Gibbs, Jeffrey A. “Matthew 7:13-23: False Prophets along the Narrow Road." Matthew 1:1-11:1. St. Louis: Concordia Publishing House, 2006, pp. 383-393.
Gibbs notes the force of the present participles in Matthew 7:13-14. The process of the trip to destruction or to life is important, with the action of a response to Jesus as the determinative factor. The vivid language of Jesus invites his hearers to continue on the road to life (Gibbs 2006, 383).
Verses 21-22 speak of those who would address God as "Lord" and who have claimed to do miracles.
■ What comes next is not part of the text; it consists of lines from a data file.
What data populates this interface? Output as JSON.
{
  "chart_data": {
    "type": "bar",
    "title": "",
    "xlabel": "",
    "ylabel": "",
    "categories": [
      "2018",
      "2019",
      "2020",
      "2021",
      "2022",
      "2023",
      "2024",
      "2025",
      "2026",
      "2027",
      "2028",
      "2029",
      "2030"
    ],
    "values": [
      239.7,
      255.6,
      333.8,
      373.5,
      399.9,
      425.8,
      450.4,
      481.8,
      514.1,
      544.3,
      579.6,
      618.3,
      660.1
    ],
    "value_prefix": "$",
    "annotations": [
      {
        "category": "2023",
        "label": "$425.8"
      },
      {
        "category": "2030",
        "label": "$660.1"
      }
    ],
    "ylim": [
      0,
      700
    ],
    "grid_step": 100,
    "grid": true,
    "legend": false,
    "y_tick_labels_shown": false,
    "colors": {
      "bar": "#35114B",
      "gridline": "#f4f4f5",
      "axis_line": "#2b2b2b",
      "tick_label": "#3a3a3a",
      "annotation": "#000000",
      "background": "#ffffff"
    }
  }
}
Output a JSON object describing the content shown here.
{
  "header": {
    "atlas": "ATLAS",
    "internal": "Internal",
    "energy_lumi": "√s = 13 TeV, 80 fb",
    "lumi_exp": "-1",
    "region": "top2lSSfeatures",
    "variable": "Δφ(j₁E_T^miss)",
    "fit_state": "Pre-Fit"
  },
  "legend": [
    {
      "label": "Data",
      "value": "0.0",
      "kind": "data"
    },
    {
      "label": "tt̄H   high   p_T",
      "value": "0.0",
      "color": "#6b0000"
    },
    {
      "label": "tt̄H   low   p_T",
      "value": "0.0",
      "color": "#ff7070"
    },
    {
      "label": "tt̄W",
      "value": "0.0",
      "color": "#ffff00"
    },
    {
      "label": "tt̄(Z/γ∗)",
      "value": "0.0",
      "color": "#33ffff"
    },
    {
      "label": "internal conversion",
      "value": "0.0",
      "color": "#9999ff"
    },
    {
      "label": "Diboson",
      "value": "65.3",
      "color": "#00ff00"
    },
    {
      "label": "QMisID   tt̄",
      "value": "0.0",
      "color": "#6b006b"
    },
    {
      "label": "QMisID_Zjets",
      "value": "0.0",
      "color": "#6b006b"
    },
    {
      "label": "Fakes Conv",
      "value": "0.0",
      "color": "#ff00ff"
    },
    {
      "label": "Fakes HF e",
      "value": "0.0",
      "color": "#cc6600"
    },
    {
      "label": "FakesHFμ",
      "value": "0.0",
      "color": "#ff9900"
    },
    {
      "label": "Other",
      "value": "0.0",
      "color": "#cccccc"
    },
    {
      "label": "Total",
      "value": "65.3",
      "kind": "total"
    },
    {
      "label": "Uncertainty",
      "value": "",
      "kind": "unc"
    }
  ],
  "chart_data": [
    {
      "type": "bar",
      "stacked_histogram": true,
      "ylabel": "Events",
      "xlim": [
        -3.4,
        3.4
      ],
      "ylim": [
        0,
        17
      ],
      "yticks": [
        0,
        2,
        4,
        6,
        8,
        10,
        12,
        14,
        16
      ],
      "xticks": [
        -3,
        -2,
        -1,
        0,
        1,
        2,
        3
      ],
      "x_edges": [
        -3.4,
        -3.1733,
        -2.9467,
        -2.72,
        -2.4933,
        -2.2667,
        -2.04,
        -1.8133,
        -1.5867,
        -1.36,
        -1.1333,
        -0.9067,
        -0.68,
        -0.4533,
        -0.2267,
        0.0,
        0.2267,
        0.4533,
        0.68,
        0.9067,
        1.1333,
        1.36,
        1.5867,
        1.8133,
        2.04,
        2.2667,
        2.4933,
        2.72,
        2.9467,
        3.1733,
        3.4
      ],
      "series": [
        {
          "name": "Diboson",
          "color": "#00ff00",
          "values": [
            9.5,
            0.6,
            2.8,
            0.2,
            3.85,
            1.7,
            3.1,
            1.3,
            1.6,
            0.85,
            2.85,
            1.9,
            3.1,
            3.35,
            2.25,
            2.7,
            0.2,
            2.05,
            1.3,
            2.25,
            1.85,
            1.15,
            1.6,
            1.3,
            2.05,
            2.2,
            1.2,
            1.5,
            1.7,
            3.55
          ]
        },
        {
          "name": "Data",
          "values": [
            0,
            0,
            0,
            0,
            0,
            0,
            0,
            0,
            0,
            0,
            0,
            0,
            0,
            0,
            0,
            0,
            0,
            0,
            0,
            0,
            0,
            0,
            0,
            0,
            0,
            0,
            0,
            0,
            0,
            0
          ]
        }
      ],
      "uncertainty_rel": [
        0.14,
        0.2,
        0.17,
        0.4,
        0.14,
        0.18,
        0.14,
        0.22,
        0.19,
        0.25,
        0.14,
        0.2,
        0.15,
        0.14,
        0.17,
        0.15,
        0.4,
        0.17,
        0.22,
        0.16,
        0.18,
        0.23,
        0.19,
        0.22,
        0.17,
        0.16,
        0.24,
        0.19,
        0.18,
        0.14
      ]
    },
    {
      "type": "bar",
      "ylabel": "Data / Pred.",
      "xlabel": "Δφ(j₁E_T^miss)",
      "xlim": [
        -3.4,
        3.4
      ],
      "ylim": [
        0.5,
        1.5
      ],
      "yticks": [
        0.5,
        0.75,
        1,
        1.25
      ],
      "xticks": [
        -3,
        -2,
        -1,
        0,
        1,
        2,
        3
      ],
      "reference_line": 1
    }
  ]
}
Gibbs is clear that even the enemies of God recognize him as "Lord" and that the false prophets and miracle workers have always been condemned b God (Gibbs 2006, 385). Even those who use God's name may be guilty of misusing his name and authority.
When Jesus concludes the Sermon on the Mount, Gibbs says he is releasing some sobering points of view. The triumph of God will be complete, but there will be features of trouble and judgment (Gibbs 2006, 387). Among the trouble is the need to guard one's steps carefully (vv. 13-14). It is necessary to remain on course, even without a comprehensive knowledge of the entire journey (Gibbs 2006, 388). Another troulbe is the deceit of the false prophets along the way (vv. 15-23). Their actions seem to be those of faithful disciples but their fruit is not faithful. Gibbs sees the fruit of a prophet not as deeds but as teachings (Gibbs 2006, 389). The false prophets "will describe a different Jesus" (Gibbs 2006, 390) who is not the one who truly comes from the Father to save people. Gibbs describes the trouble caused by those who claim to act as Christians yet teach a different Christ than the one described in Scripture (Gibbs 2006, 391). Their own doom is sure and they also bring condemnation on those who accept their teaching.
Gibbs finally asks what Jesus means in his call for people to do the Father's will (Gibbs 2006, 391). It seems on the surface to be equivalent to hearing and doing Christ's words (7:24). The clause about doing the will of the Father occurs in Matthew 12:50 and 21:31. Gibbs finds the statement refers to repentant belief that Jesus is the coming judge who fulfills righteousness (Gibbs 2006, 392). This belief results in actions that show the fruit of righteousness.